Setting DTD standards for HTML/XML documents

DOCTYPE tag is used to include the dtd definition file for a xml or html file. 

DOCTYPE element is placed in the top of the xml/html files.

If it is xml file DOCTYPE tag can be placed right below as a second statement in the file. We have to keep this in mind, this tag (<?xml version-"1.0" encoding="utf-8"?>) is optional in the xml document.

If it is html file DOCTYPE tag can be placed at the top of the html file as a first statement.

DOCTYPE syntax

<!DOCTYPE
root_element_name
PUBLIC||SYSTEM
"[Registration]// [Organization]// [Type] [Label]// [Language]"
"dtd_file_link">

Exameple:-
<!DOCTYPE application PUBLIC '-//Sun Microsystems, Inc.//DTD J2EE Application 1.3//EN' 'http://java.sun.com/dtd/application_1_3.dtd'>

root_element_name - root node name of html/xml

PUBLIC||SYSTEM - PUBLIC is used if "dtd link" available in public over the net, so we can use http link. SYSTEM is used if "dtd link" available in local source that can be addressed via file:/// link.

Quotes can be double quote or single quote and shouldn't be mixed one

"[Registration]// [Organization]// [Type] [Label]// [Language]"
[Registration] - Indicated by either a plus ("+") or minus ("-"). A plus symbol indicates that the organization name that follows is ISO-registered. A minus sign indicates the organization name is not registered. The IETF and W3C are not registered ISO organizations and thus use a "-".
[Organization] - This is the "OwnerID" - a unique label indicating the name of the entity or organization responsible for the creation and/or maintenance of the artifact (DTD, etc.) being referenced by the DOCTYPE. The IETF and W3C are the two originating organizations of the official HTML/XHTML DTDs.
[Type] - This is the "Public Text Class" - the type of object being referenced.

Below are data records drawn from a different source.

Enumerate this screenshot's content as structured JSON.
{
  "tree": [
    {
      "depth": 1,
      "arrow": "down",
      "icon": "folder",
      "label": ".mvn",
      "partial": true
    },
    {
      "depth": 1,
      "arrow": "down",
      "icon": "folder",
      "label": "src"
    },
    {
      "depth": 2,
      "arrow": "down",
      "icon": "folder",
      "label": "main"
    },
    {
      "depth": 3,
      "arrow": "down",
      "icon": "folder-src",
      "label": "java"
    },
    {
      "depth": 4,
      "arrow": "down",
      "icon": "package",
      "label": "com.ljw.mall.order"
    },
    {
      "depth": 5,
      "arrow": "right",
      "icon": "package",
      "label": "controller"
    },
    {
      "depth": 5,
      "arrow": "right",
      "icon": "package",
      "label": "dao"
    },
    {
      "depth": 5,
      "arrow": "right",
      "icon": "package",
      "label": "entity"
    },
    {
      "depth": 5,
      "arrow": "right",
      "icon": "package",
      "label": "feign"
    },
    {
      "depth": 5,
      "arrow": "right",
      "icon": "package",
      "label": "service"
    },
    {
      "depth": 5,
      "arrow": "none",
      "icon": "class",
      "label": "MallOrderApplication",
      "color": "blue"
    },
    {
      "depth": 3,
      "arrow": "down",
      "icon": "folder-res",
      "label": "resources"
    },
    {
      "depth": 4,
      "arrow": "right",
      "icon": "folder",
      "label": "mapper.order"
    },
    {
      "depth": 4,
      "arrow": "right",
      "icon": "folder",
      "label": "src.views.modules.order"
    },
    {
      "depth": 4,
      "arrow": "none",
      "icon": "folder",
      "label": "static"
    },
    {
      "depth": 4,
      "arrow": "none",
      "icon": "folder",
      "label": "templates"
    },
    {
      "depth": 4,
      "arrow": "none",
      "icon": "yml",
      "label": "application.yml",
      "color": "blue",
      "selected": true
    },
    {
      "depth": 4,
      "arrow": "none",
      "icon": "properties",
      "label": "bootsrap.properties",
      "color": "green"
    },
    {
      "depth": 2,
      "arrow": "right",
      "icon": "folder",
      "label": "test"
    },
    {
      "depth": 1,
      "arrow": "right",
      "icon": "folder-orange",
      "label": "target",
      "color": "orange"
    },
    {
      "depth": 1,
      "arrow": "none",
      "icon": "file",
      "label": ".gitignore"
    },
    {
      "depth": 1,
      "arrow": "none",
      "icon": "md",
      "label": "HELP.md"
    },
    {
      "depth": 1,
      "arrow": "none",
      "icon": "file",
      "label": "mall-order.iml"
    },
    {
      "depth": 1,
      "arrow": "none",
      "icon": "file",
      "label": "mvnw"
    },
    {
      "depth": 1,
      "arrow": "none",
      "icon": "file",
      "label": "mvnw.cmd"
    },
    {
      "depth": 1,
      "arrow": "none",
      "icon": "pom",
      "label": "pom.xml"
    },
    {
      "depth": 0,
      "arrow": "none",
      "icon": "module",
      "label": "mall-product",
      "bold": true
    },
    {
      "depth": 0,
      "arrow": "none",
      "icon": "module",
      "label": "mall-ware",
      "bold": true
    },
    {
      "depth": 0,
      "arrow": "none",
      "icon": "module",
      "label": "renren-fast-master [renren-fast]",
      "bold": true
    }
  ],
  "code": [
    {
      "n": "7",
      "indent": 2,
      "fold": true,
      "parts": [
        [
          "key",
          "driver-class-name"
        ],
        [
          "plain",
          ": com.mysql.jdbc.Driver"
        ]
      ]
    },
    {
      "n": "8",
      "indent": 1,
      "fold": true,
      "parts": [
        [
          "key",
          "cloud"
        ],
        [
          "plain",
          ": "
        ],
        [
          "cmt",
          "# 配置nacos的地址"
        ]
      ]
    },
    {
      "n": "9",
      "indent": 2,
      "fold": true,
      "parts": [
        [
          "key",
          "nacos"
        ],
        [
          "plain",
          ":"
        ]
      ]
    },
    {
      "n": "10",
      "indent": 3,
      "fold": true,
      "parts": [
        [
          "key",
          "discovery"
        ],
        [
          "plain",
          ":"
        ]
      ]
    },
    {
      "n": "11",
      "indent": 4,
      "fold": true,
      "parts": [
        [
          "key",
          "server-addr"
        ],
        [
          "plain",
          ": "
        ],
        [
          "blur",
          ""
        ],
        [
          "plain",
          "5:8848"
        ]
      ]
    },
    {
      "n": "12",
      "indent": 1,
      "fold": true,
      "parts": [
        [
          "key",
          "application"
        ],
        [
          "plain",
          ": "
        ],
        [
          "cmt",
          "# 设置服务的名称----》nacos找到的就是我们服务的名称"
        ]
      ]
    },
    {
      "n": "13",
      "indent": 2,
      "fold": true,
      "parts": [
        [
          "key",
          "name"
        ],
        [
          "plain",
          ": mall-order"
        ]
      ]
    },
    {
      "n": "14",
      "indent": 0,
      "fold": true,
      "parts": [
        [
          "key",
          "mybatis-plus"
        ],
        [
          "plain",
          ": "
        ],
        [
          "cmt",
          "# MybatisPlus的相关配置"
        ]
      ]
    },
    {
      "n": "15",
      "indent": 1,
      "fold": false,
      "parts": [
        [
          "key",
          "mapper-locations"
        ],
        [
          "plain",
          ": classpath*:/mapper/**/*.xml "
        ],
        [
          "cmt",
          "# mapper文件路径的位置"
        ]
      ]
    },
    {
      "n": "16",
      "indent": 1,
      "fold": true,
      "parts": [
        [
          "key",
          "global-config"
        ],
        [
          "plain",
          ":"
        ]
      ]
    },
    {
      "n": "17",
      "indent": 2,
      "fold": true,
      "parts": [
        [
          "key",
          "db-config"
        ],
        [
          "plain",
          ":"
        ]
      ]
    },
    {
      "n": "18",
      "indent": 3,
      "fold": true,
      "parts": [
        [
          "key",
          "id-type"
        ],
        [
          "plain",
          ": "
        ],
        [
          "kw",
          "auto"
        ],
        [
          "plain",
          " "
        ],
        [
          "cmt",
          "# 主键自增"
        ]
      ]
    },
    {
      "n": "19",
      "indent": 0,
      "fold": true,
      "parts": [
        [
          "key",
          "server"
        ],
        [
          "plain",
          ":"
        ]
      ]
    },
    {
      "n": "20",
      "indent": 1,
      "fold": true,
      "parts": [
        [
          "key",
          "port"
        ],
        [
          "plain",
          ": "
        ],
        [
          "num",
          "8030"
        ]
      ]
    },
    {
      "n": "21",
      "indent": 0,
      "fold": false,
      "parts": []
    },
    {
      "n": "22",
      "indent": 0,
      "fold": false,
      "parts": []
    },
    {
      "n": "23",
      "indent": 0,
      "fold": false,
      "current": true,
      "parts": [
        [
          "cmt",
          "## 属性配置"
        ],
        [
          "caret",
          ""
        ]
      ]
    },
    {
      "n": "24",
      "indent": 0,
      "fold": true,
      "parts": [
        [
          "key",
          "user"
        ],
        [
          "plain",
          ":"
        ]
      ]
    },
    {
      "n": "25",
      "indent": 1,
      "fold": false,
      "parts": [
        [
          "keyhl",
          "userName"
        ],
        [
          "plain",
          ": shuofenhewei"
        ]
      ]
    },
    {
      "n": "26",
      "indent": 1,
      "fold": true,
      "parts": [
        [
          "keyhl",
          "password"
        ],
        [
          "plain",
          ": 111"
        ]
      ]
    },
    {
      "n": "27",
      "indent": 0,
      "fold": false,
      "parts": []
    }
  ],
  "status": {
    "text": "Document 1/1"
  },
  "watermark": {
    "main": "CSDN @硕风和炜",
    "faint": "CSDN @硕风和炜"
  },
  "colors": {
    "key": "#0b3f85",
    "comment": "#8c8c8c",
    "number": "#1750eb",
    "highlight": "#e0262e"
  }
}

There are many different keywords possible here, but in the case of an HTML/XHTML DTD, it is "DTD" - a Document Type Definition.
[Label] - This is the "Public Text Description" - a unique descriptive name for the public text (DTD) being referenced. If the public text changes for any reason, a new Public Text Description string should be created for it.
[Language] - This is the "Public Text Language"; the natural language encoding system used in the creation of the referenced object. It is written as an ISO 639 language code (uppercase, two letters.) HTML/XHTML DTDs are usually (always?) written in English ("EN".)

dtd_file_link - link of the dtd file written. It is optional. Without this xml/html document follows normal standards given by w3c.